On the one hand, the cost and effort associated with the initial setup are much lower than if you were buying an ASIC or building a multi-GPU mining rig. On the other hand, you're likely to earn much less money from the process, as you'll split any mining rewards with a large group.
Weigh the Return on Investment
The process of mining remains an exciting and potentially profitable one. However, there are several pitfalls. For example, many miners have spent a lot of money setting up their rigs, only to find they cannot recoup the costs with their mining efforts. Ensuring you are armed with as much of an understanding of the mining process and expenses as possible will help protect against this possibility.
There are websites created that can give you estimates of how much you'll be able to generate using specific hardware. The operators of the mining pool, NiceHash, have put together an informative webpage that allows you to input your mining hardware and receive return estimates based on the equipment of users in their pool. This tool can help you determine whether you'll generate enough from your hardware to pay for it, continue earning, and how long it will take.
It depends on many factors. On average, it takes 10 minutes for the network to create a new block and the miner(s) to receive the reward of 3.125 BTC.7The reward is split according to pool payout rules. With pools splitting rewards, it can take a significant amount of time to earn one full cryptocurrency. One person mining 0.000065 BTC (four RTX 4090s on Oct. 6, 2024, using NiceHash) per day would take more than 42 years (about 15,384 days) to earn 1 BTC, all else, such as block rewards, hash rates, and pool payouts, remaining the same.
Is Cryptocurrency Mining Illegal?
Cryptocurrency is legal in most countries and illegal in some, but regulations are still developing worldwide. Many countries are cracking down on the practice by imposing hefty taxes or other measures that discourage mining rather than announcing outright bans.

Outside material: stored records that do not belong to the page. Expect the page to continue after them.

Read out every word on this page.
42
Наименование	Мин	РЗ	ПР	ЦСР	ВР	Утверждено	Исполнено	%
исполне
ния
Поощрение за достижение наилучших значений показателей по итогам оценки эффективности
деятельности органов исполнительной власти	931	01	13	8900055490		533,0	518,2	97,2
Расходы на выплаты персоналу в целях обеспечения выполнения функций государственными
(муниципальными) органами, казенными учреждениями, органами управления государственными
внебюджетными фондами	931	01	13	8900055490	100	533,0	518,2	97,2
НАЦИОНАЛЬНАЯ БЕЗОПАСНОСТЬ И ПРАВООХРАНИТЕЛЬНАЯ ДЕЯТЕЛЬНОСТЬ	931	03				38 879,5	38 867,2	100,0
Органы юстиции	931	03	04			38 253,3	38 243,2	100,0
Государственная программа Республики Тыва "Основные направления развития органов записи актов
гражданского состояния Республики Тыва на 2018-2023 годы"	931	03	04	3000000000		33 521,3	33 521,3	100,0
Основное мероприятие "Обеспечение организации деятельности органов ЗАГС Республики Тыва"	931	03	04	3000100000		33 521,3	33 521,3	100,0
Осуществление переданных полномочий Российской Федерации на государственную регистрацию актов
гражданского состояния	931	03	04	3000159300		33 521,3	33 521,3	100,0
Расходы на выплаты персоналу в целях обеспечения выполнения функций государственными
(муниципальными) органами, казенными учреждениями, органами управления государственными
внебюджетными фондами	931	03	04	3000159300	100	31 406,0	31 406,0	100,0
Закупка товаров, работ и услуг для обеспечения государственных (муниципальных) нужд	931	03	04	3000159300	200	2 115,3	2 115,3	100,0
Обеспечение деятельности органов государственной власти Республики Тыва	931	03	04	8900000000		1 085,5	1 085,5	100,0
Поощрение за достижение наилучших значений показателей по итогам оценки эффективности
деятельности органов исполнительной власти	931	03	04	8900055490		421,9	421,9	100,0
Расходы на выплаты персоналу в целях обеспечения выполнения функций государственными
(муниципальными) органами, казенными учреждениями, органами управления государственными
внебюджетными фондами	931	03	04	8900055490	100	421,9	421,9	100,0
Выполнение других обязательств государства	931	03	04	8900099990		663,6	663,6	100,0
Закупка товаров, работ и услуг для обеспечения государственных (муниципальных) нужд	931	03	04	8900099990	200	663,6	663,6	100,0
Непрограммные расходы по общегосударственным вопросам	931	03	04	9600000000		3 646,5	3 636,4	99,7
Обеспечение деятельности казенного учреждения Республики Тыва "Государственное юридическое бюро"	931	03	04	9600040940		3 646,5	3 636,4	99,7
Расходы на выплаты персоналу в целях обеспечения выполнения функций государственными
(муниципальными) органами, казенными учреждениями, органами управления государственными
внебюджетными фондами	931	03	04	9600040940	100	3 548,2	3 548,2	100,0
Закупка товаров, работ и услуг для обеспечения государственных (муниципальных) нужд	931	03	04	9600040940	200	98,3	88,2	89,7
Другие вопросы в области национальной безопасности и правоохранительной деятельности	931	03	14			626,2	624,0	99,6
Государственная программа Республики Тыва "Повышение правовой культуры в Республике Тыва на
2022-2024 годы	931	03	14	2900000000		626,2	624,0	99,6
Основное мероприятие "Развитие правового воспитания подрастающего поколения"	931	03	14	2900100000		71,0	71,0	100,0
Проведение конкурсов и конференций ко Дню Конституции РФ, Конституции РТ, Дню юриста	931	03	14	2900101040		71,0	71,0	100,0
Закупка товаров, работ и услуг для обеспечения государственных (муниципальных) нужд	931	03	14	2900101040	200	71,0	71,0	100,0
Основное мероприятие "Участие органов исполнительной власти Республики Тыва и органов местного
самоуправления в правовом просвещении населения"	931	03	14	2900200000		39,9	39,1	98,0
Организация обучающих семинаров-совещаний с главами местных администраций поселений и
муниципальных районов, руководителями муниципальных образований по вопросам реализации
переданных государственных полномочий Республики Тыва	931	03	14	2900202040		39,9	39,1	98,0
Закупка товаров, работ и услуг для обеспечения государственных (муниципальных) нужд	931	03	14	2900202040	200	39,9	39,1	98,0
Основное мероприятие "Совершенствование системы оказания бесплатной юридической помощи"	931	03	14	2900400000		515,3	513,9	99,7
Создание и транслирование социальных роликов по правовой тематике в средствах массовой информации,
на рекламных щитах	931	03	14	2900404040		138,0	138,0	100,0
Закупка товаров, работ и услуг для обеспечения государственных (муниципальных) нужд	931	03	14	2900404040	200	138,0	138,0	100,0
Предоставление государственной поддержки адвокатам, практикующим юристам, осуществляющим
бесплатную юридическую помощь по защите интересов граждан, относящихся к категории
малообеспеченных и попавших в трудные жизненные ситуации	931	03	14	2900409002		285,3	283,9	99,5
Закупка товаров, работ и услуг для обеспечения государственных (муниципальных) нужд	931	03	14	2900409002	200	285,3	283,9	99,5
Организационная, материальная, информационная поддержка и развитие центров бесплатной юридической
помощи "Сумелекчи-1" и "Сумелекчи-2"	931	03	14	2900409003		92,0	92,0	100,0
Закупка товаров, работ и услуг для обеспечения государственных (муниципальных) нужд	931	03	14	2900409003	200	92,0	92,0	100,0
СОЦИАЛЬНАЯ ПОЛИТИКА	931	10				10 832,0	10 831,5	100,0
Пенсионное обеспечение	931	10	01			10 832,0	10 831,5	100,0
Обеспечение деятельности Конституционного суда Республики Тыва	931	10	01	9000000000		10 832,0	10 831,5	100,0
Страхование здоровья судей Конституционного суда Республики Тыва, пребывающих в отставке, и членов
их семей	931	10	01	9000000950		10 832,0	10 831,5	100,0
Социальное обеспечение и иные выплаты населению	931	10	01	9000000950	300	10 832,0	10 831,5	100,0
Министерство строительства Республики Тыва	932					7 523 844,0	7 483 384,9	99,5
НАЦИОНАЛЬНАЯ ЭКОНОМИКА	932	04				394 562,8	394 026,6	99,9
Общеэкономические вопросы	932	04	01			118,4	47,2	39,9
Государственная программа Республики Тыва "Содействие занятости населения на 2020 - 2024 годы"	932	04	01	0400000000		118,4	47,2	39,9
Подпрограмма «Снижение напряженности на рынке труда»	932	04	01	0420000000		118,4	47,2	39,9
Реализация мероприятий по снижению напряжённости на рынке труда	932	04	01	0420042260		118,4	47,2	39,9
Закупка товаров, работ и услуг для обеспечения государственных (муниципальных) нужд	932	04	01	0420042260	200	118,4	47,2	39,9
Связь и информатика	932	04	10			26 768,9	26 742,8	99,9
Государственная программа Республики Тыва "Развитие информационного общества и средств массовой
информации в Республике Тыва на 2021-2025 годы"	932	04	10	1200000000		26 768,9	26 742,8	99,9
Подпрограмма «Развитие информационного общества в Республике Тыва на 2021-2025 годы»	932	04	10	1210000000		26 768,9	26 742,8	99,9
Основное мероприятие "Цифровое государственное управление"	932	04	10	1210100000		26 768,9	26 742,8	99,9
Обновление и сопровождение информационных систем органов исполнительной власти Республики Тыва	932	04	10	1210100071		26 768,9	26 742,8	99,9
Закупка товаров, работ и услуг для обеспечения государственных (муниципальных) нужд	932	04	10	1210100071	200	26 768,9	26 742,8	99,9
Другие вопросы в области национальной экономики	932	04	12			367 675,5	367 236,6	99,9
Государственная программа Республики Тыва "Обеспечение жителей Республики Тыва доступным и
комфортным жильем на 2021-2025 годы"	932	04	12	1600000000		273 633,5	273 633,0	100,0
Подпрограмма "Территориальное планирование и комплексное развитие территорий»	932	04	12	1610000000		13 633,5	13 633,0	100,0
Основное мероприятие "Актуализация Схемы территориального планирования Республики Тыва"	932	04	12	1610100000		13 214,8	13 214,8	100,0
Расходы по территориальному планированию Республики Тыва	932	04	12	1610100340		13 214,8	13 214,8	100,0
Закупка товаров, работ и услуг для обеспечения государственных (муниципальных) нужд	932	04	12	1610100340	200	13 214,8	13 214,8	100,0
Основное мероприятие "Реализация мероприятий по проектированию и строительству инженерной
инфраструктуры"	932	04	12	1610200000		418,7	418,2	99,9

Mining crypto is very competitive due to cryptocurrency's values. It was possible in the early days of crypto to mine several coins per year, but mining difficulty and competitiveness have increased so much that it is profitable only for those who can afford large-scale mining operations. However, making between $10 and $100 monthly mining cryptocurrency is still possible with the proper equipment.
Cryptocurrency mining is discovering the solution to a cryptographic problem and receiving a reward of cryptocurrency. It can be very expensive to set up a miner capable of competing with the rest of the network you've chosen, so it's best to join a mining pool and share the work and rewards with others.